Lyndon stared into the dying embers of an afternoon fire.
“I’m a clogged up, constipated lord.” He shook his head.
“That’s what the pup had the gall to call me.
Teased me rotten whenever I became too crabby.
Then he cheered me, turned me into something better.
Someone better. But…” He blew out a long weary breath.
“But on our last morning together, I behaved abominably.”
“Nothing but a tiff,” scoffed Will. “You’ve said so yourself. You were upset he was leaving. He understood that because he understood you.”
“What if I was simply showing him how it would be? A glimpse of the future? How unpleasant a life companion I would make? I believe that’s the reason he’s not returned.”
Will let out a frustrated noise because they’d had this unsatisfactory conversation several times now. “If only there was a way to communicate with him and find out for sure.”

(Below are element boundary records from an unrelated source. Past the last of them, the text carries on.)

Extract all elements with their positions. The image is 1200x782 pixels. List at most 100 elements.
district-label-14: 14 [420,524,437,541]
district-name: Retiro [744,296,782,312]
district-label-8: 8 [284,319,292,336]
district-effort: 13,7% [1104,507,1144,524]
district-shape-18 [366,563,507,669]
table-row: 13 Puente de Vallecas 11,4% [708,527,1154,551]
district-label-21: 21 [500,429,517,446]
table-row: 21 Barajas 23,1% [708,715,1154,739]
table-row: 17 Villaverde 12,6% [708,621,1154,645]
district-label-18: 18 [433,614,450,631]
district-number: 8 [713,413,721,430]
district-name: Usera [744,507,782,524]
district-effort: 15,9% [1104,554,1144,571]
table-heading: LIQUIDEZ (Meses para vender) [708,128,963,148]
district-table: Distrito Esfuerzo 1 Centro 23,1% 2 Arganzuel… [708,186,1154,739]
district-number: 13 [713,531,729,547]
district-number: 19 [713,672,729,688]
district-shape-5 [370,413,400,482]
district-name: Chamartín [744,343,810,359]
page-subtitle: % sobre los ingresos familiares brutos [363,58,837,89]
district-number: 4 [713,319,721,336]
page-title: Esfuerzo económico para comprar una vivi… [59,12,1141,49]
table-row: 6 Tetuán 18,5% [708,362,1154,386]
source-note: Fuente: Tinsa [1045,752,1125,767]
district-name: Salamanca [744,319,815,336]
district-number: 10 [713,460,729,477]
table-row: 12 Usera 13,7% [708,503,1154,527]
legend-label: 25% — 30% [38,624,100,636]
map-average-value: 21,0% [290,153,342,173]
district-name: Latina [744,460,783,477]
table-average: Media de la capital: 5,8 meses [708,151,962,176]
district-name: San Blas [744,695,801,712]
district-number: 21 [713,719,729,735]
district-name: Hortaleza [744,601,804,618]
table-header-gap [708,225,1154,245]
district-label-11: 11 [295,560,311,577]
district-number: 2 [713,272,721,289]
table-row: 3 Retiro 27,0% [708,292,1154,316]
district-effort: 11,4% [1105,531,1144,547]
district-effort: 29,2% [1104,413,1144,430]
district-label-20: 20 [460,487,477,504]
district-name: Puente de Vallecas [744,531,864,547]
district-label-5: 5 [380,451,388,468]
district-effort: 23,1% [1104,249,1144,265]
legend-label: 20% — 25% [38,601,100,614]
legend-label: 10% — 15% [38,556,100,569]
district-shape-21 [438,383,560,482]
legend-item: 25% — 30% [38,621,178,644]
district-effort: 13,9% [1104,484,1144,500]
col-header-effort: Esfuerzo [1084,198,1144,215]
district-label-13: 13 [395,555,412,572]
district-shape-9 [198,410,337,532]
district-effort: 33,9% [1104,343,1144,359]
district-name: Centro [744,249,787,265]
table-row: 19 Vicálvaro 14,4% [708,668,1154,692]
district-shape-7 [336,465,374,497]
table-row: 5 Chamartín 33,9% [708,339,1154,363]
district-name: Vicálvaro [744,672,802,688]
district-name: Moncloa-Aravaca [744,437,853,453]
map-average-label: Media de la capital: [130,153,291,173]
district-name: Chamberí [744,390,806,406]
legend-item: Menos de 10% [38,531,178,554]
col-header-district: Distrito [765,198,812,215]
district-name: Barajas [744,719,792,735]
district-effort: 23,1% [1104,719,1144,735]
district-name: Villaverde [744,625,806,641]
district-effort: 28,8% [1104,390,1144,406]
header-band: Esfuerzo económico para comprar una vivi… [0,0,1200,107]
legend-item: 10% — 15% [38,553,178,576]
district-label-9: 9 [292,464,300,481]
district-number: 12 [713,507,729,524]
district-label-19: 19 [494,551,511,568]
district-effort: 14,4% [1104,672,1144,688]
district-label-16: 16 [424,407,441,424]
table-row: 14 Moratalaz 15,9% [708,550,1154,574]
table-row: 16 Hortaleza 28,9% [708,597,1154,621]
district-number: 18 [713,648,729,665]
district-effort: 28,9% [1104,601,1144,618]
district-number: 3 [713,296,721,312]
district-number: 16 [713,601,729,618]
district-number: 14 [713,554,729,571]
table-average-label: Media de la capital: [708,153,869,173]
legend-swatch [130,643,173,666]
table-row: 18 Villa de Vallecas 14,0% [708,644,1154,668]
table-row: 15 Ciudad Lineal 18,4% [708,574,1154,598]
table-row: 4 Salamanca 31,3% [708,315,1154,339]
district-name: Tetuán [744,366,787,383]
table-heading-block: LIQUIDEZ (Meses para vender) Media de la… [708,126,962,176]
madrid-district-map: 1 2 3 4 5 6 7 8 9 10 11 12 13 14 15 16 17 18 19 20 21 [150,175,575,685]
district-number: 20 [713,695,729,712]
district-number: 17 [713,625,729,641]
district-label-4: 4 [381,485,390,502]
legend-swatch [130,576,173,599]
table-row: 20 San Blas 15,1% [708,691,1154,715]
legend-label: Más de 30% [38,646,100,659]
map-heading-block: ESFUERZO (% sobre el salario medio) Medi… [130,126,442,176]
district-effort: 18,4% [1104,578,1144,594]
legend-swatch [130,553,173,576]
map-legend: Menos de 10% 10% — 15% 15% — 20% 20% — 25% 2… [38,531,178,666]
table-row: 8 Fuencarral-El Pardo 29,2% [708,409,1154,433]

Treating that sarcasm with the disdain it deserved, Lyndon returned to firing arrows and drinking brandy. Tomorrow afternoon, he would occupy himself doing the same. And the afternoon after that.
“Why are you visiting your aunt, anyway?” he grumbled. I don’t want you to go.
“It is an important trip. One I should have taken weeks ago.”
“It all sounds very spur of the moment. You never do anything on the spur of the moment. And you haven’t mentioned your cousin Lucinda in eons. Or that you have a dying aunt.”
“That’s because we only ever talk about you and your woes.”
“Not true,” Lyndon retorted crossly. “Why, only yesterday we talked about your mangel-wurzels.”
Will huffed. “You’re a bloody mangel-wurzel. A clogged up, constipated one. Your Rollo had a way with words, I’ll give him that.”
They were speaking in the past tense about him, depressingly.
“And why are you going away for so long?” Lyndon barked. “Norwich is but half a day. You never travel anywhere overnight.”
“No, but perhaps it’s time I began. We can’t both idle our lives away in this godforsaken corner of the country. I daresay I’ll come back.”